その割にあまりに造りが武骨ですが。分かりました、こちらもお届けさせていただきます。」
そうして彼女は不審がる様子を見せるが、それはあくまで礼品として、それだけであり、それ以上のものは無かった。
ここで送り主を告げてしまえば、受け取る受け取らないで一悶着ありそうなので、好都合だとオユキは微笑む。
「生憎、武器を飾ることも難しい身の上ですから、どうぞお納めくださいと。」
「確かに、伝えさせていただきます。」
どうやら、神職にあるものは、始まりの町その薬師のマルコと同様に、何かオユキ達には見えていないものが見えているのだろう。
これまで、功績の証を一目で見破ったのだから。
「こちらは、お持ちになれそうですか。」
「いえ、共の者がいますから。そちらも部屋に入れても。」
「ええ、どうぞ。」
断りに、トモエがそう返せば部屋の扉が空けられ、護衛として立っていたルイスとアイリスの姿も見える。
そして、メイ、公爵家の侍女、相応に高位の貴族の子女なのだろうから当然だが、彼女の護衛もそこにいた様だ。
「これを馬車迄運んでおいてね。」
「分かりました。そちらは。」
護衛が短剣をかなり訝しげな眼で見る。
遠くからはアイリスが信じられない物を見る様な、口を開け目を見開き、それでも足りぬと耳も普段は柔らかそうに曲線を描いているが、今はまっすぐと伸びトモエとオユキに向けられている。
「公爵様からのワインを分けた方から、お礼にとのことらしいわ。
礼品ですから、私から執事に渡します。」
「成程。」
「それとこちらの武器ですが、明日の朝には他の者が返しに来ます。
宿の者に預ければいいですか。」
「はい。その様に。」
「では、私共はこれで失礼します。服は、そうですね。またはっきりと完成の目途が立てばその時にお手紙で。」
「分かりました、本日はわざわざありがとうございました。」
宿の出口までと申し出たが、此処でと言われたため、そのままメイとその一団を見送る。
その中で、錆びたような動きでただ首を動かすアイリスに首をかしげながら、メイが帰っていく。

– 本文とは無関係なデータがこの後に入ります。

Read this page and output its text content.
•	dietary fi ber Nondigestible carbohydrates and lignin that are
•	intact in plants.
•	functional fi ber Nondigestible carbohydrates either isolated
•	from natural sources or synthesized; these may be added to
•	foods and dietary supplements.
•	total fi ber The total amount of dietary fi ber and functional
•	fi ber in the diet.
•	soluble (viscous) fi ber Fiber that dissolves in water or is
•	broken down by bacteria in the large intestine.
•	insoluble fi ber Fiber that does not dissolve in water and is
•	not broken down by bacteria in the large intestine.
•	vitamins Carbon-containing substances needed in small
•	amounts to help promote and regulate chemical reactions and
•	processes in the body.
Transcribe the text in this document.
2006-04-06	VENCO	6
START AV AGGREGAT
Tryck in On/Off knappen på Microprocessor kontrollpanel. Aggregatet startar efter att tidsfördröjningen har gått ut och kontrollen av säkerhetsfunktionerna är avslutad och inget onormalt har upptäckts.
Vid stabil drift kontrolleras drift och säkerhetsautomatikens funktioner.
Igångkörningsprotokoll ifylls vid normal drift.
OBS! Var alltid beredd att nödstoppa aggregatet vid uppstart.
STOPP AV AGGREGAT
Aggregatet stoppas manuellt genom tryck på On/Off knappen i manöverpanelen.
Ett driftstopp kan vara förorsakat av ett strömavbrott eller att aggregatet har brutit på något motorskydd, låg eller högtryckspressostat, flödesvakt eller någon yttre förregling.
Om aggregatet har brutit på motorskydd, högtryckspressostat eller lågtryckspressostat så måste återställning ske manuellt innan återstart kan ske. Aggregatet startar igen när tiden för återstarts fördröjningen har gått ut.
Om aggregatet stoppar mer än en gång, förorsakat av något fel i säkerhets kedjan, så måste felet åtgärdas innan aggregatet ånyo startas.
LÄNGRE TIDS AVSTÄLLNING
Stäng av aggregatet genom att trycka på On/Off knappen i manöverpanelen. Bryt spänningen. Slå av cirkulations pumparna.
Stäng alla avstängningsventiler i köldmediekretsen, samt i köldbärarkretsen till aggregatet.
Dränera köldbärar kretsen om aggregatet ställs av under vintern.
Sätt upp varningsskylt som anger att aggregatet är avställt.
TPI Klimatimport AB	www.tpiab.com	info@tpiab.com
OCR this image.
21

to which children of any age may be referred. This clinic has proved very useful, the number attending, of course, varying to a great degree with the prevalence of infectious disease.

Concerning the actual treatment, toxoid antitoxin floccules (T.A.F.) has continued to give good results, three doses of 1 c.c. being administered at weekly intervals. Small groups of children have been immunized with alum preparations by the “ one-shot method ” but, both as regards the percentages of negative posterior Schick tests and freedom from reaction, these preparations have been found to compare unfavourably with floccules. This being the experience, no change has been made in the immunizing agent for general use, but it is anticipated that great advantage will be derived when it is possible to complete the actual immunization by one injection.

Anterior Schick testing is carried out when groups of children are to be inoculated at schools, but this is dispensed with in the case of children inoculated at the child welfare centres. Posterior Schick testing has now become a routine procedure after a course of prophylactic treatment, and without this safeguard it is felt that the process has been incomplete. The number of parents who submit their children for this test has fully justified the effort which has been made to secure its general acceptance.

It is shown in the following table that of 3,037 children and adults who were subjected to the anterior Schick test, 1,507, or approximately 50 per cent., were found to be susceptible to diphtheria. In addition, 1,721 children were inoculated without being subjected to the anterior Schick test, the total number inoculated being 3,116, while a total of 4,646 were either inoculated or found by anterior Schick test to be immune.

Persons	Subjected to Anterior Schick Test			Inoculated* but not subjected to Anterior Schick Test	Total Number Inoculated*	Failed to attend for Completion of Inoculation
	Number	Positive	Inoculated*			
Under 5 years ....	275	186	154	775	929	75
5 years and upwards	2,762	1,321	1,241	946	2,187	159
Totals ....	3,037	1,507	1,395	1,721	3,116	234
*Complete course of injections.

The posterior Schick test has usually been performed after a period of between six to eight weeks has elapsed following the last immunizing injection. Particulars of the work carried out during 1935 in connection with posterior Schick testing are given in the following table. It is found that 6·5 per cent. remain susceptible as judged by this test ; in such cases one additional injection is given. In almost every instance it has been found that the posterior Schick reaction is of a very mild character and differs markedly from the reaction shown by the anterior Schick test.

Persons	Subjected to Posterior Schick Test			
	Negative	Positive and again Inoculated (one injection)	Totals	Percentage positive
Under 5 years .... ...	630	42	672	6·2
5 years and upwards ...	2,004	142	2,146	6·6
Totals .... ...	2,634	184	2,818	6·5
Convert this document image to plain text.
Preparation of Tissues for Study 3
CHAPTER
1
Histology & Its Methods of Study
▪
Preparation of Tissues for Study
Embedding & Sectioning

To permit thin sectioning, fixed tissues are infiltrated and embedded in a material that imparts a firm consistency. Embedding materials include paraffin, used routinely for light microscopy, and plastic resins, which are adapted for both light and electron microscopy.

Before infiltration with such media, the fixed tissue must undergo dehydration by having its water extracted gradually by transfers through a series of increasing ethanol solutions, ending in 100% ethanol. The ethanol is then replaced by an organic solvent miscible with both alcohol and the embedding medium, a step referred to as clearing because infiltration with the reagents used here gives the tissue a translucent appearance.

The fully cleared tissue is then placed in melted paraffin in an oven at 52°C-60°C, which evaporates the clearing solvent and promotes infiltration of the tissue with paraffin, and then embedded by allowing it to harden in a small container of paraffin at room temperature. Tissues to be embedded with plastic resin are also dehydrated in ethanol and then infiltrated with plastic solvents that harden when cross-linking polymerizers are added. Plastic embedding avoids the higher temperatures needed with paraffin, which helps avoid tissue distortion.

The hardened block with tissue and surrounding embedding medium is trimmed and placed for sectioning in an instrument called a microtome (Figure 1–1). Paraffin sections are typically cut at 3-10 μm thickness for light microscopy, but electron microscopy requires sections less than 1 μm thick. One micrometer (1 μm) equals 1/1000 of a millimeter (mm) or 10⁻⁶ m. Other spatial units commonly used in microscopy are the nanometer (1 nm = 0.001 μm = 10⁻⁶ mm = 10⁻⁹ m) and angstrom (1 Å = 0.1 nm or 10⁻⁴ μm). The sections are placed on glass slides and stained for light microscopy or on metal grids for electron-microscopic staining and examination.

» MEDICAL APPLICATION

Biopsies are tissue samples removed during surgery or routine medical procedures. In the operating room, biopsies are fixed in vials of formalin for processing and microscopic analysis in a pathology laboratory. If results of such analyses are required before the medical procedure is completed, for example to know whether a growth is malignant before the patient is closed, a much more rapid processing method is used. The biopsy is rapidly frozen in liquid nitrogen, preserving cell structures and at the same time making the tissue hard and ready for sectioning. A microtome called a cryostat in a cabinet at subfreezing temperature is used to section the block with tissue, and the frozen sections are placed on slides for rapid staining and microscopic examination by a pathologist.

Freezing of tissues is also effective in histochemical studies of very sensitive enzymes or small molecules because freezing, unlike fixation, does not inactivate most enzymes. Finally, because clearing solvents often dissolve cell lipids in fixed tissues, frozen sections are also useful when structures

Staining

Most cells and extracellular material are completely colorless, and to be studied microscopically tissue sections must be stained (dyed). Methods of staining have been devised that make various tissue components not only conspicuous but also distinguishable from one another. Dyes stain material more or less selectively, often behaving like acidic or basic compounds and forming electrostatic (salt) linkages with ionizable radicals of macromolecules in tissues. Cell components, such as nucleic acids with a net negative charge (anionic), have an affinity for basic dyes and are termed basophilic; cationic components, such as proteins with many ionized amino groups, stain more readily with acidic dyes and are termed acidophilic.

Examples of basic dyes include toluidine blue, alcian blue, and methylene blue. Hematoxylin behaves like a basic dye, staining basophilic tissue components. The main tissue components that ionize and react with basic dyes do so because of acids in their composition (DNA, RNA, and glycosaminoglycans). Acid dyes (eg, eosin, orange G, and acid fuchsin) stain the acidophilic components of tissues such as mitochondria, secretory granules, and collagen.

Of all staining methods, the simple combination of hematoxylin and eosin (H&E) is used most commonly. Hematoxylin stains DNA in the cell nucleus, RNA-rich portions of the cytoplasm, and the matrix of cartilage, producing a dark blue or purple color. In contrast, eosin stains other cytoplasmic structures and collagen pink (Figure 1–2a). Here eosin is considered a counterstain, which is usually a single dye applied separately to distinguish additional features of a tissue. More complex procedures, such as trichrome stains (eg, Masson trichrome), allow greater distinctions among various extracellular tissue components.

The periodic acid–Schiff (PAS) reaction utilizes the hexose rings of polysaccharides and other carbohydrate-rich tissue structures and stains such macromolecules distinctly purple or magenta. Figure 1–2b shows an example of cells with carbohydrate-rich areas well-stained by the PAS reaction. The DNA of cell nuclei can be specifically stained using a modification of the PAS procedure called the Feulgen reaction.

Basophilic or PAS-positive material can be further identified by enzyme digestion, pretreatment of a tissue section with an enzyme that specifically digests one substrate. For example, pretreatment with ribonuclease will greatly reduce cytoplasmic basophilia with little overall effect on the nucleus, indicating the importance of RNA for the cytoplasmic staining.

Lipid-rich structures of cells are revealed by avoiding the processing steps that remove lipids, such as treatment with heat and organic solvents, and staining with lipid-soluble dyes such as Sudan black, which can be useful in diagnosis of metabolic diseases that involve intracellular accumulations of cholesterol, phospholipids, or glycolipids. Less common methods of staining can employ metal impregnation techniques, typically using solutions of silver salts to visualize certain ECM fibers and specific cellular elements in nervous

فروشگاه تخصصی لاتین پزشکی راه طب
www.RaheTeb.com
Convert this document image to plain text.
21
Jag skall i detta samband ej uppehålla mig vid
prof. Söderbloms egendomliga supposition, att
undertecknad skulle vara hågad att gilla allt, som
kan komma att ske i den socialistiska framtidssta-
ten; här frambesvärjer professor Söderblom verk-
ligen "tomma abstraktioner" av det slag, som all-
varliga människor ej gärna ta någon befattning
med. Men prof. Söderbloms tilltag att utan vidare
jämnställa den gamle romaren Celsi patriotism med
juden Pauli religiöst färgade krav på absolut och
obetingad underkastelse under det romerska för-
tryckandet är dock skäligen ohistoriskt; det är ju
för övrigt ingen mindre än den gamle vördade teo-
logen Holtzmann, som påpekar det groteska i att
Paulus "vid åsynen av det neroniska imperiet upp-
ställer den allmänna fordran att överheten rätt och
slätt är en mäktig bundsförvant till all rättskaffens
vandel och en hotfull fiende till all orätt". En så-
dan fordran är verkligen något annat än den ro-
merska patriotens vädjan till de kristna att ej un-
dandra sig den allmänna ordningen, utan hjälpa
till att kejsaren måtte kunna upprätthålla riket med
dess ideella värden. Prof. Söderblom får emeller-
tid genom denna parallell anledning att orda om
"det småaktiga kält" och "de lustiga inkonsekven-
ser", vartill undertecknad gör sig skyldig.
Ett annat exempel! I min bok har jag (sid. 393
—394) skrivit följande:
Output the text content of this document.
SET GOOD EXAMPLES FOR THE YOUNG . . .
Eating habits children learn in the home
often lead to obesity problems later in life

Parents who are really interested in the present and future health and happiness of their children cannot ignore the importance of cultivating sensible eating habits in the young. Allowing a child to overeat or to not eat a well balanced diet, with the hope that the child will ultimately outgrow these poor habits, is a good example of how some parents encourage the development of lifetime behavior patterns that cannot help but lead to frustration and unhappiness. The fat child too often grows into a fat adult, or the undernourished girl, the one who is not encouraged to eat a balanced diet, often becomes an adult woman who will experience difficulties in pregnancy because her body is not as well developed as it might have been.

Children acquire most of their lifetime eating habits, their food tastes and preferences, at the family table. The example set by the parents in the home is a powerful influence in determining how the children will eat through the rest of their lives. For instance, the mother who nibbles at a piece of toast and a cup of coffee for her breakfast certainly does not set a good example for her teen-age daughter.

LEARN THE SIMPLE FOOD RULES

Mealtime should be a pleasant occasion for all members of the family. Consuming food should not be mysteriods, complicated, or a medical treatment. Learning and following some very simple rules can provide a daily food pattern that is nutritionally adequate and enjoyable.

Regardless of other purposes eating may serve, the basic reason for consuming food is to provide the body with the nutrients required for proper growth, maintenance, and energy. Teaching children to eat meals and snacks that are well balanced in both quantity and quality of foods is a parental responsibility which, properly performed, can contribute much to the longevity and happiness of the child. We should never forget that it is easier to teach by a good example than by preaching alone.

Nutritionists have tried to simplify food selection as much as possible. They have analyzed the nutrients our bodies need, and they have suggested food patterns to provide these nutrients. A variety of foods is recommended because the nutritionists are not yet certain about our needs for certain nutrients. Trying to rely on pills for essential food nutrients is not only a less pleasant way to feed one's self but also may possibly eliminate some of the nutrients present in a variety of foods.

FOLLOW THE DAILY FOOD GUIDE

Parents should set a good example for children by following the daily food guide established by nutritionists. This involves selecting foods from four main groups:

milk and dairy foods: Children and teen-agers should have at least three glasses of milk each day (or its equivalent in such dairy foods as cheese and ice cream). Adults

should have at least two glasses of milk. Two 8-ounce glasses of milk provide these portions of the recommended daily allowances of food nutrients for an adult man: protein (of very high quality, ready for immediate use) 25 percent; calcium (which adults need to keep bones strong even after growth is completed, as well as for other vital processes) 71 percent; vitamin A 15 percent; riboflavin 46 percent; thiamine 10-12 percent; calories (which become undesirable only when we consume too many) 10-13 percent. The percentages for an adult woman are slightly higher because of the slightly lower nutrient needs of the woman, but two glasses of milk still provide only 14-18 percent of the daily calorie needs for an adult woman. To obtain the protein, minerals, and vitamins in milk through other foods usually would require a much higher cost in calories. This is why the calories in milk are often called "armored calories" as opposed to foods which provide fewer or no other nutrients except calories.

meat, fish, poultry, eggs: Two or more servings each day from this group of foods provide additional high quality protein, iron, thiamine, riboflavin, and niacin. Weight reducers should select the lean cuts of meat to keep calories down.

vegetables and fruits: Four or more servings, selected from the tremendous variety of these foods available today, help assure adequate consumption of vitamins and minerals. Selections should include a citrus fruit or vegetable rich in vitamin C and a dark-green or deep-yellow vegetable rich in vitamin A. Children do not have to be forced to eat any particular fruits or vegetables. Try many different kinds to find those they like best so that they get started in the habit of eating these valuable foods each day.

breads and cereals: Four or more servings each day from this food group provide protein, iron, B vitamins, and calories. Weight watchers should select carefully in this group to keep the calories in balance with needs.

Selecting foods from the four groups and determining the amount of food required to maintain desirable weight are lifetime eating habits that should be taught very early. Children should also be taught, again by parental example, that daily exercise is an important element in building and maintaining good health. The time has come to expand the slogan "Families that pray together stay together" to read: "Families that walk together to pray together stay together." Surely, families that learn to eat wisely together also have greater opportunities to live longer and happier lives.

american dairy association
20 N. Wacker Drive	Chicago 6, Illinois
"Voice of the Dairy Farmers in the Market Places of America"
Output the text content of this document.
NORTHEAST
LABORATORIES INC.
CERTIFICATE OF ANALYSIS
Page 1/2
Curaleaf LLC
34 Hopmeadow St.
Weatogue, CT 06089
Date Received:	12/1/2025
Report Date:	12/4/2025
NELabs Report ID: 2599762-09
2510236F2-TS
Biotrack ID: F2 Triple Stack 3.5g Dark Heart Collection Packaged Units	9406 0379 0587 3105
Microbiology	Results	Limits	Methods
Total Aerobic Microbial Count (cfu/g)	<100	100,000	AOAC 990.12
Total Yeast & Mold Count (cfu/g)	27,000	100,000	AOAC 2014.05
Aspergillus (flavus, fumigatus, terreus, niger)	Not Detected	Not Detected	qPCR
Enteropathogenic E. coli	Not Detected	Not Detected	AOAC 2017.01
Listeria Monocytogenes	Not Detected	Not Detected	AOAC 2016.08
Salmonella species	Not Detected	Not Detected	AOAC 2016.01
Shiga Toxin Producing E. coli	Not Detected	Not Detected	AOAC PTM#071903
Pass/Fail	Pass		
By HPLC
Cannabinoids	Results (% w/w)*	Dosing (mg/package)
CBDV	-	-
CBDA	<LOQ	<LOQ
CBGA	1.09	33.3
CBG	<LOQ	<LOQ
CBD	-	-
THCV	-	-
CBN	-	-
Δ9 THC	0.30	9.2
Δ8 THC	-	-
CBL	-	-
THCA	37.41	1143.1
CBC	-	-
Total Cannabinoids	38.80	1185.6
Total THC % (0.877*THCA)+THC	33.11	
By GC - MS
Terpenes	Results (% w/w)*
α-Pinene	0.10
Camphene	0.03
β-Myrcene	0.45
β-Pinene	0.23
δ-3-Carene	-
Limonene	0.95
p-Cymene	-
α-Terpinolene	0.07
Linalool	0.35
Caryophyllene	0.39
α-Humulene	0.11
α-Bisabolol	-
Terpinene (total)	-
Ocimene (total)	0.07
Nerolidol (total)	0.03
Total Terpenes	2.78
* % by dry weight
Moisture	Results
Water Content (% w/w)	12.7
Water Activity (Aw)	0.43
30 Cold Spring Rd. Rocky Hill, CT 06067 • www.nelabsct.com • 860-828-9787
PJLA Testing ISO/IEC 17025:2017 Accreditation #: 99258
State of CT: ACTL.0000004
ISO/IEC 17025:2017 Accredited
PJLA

そして、暫くして、護衛の二人が入って来るなり、アイリスがオユキを持ち上げて振り回す。
「あなた、あれは。」
「はい、昨夜のワインのお礼にと。ですから頂いた方へ届けて頂きました。」
「正気なの。」
「勿論です。私たちには必要のない物ですし、旅で持ち歩くものでもありませんから。